Die Palmen am Alten Pumpwerk Neckarau, der Feigenbaum, der Bambus, sie sind auch in diesem Jahr weiter in die Höhe geschossen, und Dietmar Brixy hat trotz eines Unfalls nach einer Malpause weitergearbeitet: „Journey“ heißt die neue Serie, aber verreist war er nur im Kopf, und das können ja die aufregendsten Reisen überhaupt sein. Herbstfarben - auf den Bildern noch intensiver als draußen. Landschaften? Es sind vertraute Schlingen und Wellen, zwischen denen wie hinter einem geöffneten Vorhang Horizontlinien und diffuse atmosphärische Erinnerungen auftauchen. Brixy assoziiert Landschaften, aber man kann auch bei dynamischen Gesten, beim Wuchern und Zurücktreten von Farbschichten bleiben, in denen setzt er dann mit dem Abdruck von Feigenblättern in feuchter Farbe Akzente lebender Natur. Auf dem großen Triptychon in der Halle: Die Feigenblätter scheinen fast zu groß, um Natur zu sein, aber auf dem Baum hinterm Fenster hängen noch größere, bei Brixy ist die Natur kaum zu bremsen.
Noch eine andere Form scheint deutlicher zu dominieren als sonst: der Kreis. Seit Jahren arbeitet Brixy mit Tondi, Rundbildern, wie sie nach Renaissance und Barock aus der Mode kamen, bei ihm aber aus der Natur entstanden: Der Bambus hatte sich einmal unter winterlicher Schneelast fast zum Kreis gebogen, und mittlerweile ist der Tondo das Energiebündel schlechthin - Energie, die sich im Kreis bewegt, erneuert sich ständig selbst, nichts geht nach außen verloren, auch in Brixys jüngsten Tondi herrscht eine Verdichtung von Farben und Dynamik, wie sie auf rechtwinkligen Formaten nicht möglich wäre. Und plötzlich setzt er auch große Rundformen mitten in die Landschaftsbilder, mit bloßen Fingern und Spachtel in etlichen Farbschichten, alles scheint leise zu rotieren, Landschaften, von Sonnen gewärmt. Man ahnt, dass die bekannten Brixy-Voluten die Stellen sind, in denen Energie sich zu bündeln beginnt, um sich im Kreis zu vollenden.

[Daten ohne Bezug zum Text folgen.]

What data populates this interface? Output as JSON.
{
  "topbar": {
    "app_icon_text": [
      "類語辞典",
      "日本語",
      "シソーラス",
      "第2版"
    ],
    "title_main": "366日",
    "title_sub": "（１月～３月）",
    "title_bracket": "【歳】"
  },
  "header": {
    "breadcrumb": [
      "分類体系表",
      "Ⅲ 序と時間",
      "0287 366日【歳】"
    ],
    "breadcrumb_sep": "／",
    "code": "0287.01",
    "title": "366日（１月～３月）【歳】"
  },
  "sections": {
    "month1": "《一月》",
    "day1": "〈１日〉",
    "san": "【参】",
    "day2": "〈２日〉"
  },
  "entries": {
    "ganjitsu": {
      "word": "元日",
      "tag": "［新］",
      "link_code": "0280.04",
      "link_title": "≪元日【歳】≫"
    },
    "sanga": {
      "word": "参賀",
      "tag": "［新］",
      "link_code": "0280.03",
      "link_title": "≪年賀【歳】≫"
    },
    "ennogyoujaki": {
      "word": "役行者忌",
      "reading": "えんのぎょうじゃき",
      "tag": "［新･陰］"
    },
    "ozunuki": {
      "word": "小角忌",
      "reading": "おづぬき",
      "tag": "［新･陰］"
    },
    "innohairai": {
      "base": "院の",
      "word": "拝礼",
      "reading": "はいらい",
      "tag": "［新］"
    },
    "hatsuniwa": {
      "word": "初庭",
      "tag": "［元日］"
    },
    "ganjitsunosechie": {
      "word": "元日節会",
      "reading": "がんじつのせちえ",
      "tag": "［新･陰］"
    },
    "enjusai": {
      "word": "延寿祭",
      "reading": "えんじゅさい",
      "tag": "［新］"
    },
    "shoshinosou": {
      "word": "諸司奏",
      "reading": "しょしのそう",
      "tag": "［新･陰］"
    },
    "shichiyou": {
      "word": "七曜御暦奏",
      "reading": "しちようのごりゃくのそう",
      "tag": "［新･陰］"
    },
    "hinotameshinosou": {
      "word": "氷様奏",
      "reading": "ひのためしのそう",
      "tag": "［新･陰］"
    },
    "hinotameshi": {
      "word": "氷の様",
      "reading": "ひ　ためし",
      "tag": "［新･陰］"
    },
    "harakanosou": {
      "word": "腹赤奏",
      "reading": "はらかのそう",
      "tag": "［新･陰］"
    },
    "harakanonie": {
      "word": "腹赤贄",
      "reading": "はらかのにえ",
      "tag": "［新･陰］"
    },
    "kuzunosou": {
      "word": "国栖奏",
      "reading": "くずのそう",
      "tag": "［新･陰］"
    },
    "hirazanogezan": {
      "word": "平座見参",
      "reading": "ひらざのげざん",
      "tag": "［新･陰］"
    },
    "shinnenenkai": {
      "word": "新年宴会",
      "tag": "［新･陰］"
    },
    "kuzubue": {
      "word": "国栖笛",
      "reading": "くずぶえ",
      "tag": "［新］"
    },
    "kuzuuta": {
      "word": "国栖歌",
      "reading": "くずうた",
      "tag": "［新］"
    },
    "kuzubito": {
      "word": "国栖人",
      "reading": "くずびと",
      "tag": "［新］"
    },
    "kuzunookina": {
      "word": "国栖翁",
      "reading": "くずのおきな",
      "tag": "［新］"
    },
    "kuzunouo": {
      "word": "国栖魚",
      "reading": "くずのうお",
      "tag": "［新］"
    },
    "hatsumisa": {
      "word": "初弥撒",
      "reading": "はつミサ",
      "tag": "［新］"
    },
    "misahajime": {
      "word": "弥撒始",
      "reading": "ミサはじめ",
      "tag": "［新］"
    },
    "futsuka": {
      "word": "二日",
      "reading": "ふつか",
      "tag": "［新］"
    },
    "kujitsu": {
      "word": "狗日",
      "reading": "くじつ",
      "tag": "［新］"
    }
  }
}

Als Kontrast zu den Farbgewittern hat Brixy erneut einen Bildhauer eingeladen. Lothar Seruset arbeitet in Holz, Bronze und Keramik, aber auch in Farbe: Da stehen weißhäutige, stämmige Männer mal auf einem blauen Fisch oder halten einen in der Hand. Gelb- oder rotbehost können sie auch auf einem schwarzen Bären balancieren, aber erstaunlich ist nicht, was sie unter den Füßen, sondern auf dem Kopf haben. Als wären ihre Gedanken zu Materie geworden, schmiegt sich eine Figur über den Scheitel, oder sie tragen ein kleines Haus; „Der Baumeister von U.“ wird gar von einem Modell des Ulmer Münsters gekrönt. Eine gelbe Krone trägt auch der Hingucker, der wie stets auf dem Küchentisch platziert wurde: Der rotbehoste „Königsstand“ erinnert eher an Meeresgott Neptun, denn er hält in der gewaltigen Pranke einen dicken blauen Fisch. Bei Seruset erinnert vieles an eine mögliche Herkunft von Totempfählen. Jedenfalls bilden seine Figuren mitten in Brixys Kosmos eine Art Wurzelverankerung - man muss einfach gesehen haben, wie das alles zusammenpasst!
Info: Bis 16.10 Fr 14-19, Sa/So 11-16 Uhr, Aufeldstr. 19, Mannheim.